Putting Grasslands to Work in a New Way

It is widely known that Alberta’s grasslands provide many benefits to people such as places to live, landscapes to enjoy and pastures to raise cattle for food. But grassland ecosystems also provide benefits to society that are not as recognized, such as carbon storage and sequestration, water storage, water purification and habitat for prairie-dependant plants and animals. 

For several years now, the EcoServices Network (ESN) has been striving to help landowners, governments and organizations understand the demand for and value of ecosystem services - who will pay, the costs and potential supply of ecosystem services, and the use of various tools for participation in ecosystem services markets. 

“Markets for ecosystem services benefits offer a way of recognizing the value healthy ecosystems provide to society,” Explains Brian Ilnicki, executive director of Land Stewardship Centre, a long-standing partner in the ESN. “Currently, many ecosystem services benefits produced by grasslands are not recognized in any marketplace.”

In southern Alberta, as demand for diverse land use expands, so do the challenges to conserve grasslands. Changes in grassland land use often come at the expense of native prairie. And despite the environmental benefits grasslands provide, existing incentives for maintaining native grasslands are limited and have variable attractiveness to ranchers. The Western Stock Growers’ Association (WSGA) recognizes these challenges and, with support from ESN, is working towards developing a viable, market-based solution that will help conserve these valuable ecosystems and provide incentives to ranchers for the land management decisions they make to sustain and regenerate them.

“We have championed the creation of a grassland conservation exchange as means to not only recognize and capture the value healthy grassland ecosystems provide to society, but to provide landowners with incentives for sound land management decisions,” says Bill Newton, a governor with the Western Stock Growers Association. “This model is good for grasslands and ranchers, but also for society because everyone benefits from the ecosystem services that healthy grasslands provide.”

The WSGA has long recognized the need for establishing a market for ecosystem services, because this is their members’ livelihoods, their lifestyles, and their skin in the game. As a true grassroots organization that understands the complexity of a conservation marketplace and its implications for the rancher, it is important for WSGA to champion this exchange. 

“The reality is there are significant costs associated with land ownership such as accusation costs, ongoing costs and opportunity costs,” explains Bill.  “Our land management decisions must incorporate profitability if we want to continue to be landowners and ranchers.” 

Pressures to convert grasslands for real estate development or transition into higher value crop production are very real. Continuing to provide grassland ecosystem services for free is no longer a viable long-term option.

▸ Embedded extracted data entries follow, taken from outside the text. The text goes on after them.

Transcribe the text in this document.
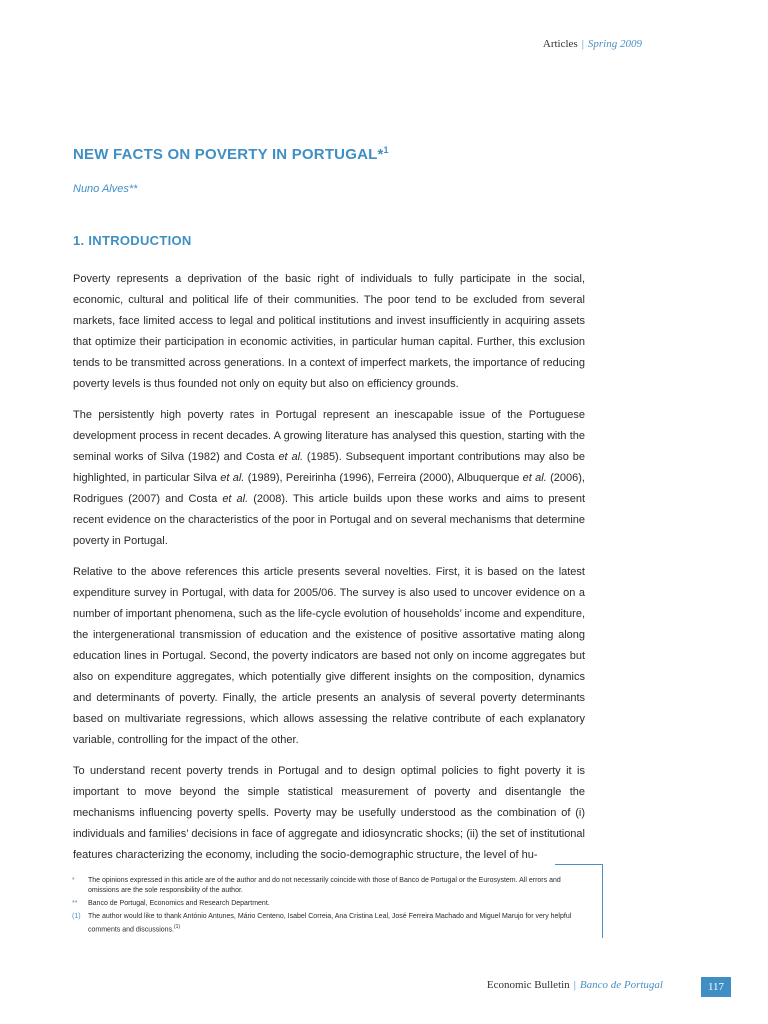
Articles | Spring 2009
NEW FACTS ON POVERTY IN PORTUGAL*$^1$
Nuno Alves**
1. INTRODUCTION

Poverty represents a deprivation of the basic right of individuals to fully participate in the social, economic, cultural and political life of their communities. The poor tend to be excluded from several markets, face limited access to legal and political institutions and invest insufficiently in acquiring assets that optimize their participation in economic activities, in particular human capital. Further, this exclusion tends to be transmitted across generations. In a context of imperfect markets, the importance of reducing poverty levels is thus founded not only on equity but also on efficiency grounds.

The persistently high poverty rates in Portugal represent an inescapable issue of the Portuguese development process in recent decades. A growing literature has analysed this question, starting with the seminal works of Silva (1982) and Costa et al. (1985). Subsequent important contributions may also be highlighted, in particular Silva et al. (1989), Pereirinha (1996), Ferreira (2000), Albuquerque et al. (2006), Rodrigues (2007) and Costa et al. (2008). This article builds upon these works and aims to present recent evidence on the characteristics of the poor in Portugal and on several mechanisms that determine poverty in Portugal.

Relative to the above references this article presents several novelties. First, it is based on the latest expenditure survey in Portugal, with data for 2005/06. The survey is also used to uncover evidence on a number of important phenomena, such as the life-cycle evolution of households’ income and expenditure, the intergenerational transmission of education and the existence of positive assortative mating along education lines in Portugal. Second, the poverty indicators are based not only on income aggregates but also on expenditure aggregates, which potentially give different insights on the composition, dynamics and determinants of poverty. Finally, the article presents an analysis of several poverty determinants based on multivariate regressions, which allows assessing the relative contribute of each explanatory variable, controlling for the impact of the other.

To understand recent poverty trends in Portugal and to design optimal policies to fight poverty it is important to move beyond the simple statistical measurement of poverty and disentangle the mechanisms influencing poverty spells. Poverty may be usefully understood as the combination of (i) individuals and families’ decisions in face of aggregate and idiosyncratic shocks; (ii) the set of institutional features characterizing the economy, including the socio-demographic structure, the level of hu-

*	The opinions expressed in this article are of the author and do not necessarily coincide with those of Banco de Portugal or the Eurosystem. All errors and omissions are the sole responsibility of the author.
**	Banco de Portugal, Economics and Research Department.
(1)	The author would like to thank António Antunes, Mário Centeno, Isabel Correia, Ana Cristina Leal, José Ferreira Machado and Miguel Marujo for very helpful comments and discussions.$^{(1)}$
Economic Bulletin | Banco de Portugal	117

“Market returns for commodities in the absence of market returns for ecosystem service benefits inevitably drive land use decisions away from the production of ecosystem services benefits,” adds Bill.  

In its simplest form, grassland ecosystem services are produced by ranchers, verified and calculated in an index, collected in a registry and sold to buyers via an exchange. The functioning of the exchange is a bit more complex, so along with their partners, the WSGA has identified the key elements needed for an ecosystem services exchange to function.

The framework of a grasslands conservation exchange contains  a viable market for the “product” that is defined by an index of ecosystem services is backed by valid science, metrics and verification processes, using a database registry to keep track of the product, and that incorporates an economic exchange to accommodate the transactions. Overall, the exchange needs to give both buyers and sellers transparency and confidence in the transactions to build long term stability for the market. 

In his annual address in mid-January, ATB Financial chief economist, Todd Hirsch, referenced British economist Hazel Henderson’s idea of the economy as a four-layer cake composed of foundational layers that include the market (private sector), non-market (public sector), community and natural environment. Todd encouraged people to think about these layers and how they interact with each other in order of ‘foundation’ rather than in order of ‘importance’. Hirsh explains there is an order of foundation on which a strong economy is built. All the layers are important, but the natural environment is at the base and “without fresh air, without fresh water and resources that are in good shape, none of the rest of this is going to matter.”

In the context of what WSGA is trying to achieve with a grassland exchange, Bill concurs. “Grasslands and the ecosystem services they provide are foundational. It’s time we also start to recognize their value within the economy accordingly.”

Sustainability, economic viability and maintaining important prairie habitat is possible through a grassland conservation market. It’s a win-win-win for ranchers, the economy the environment, and society in general.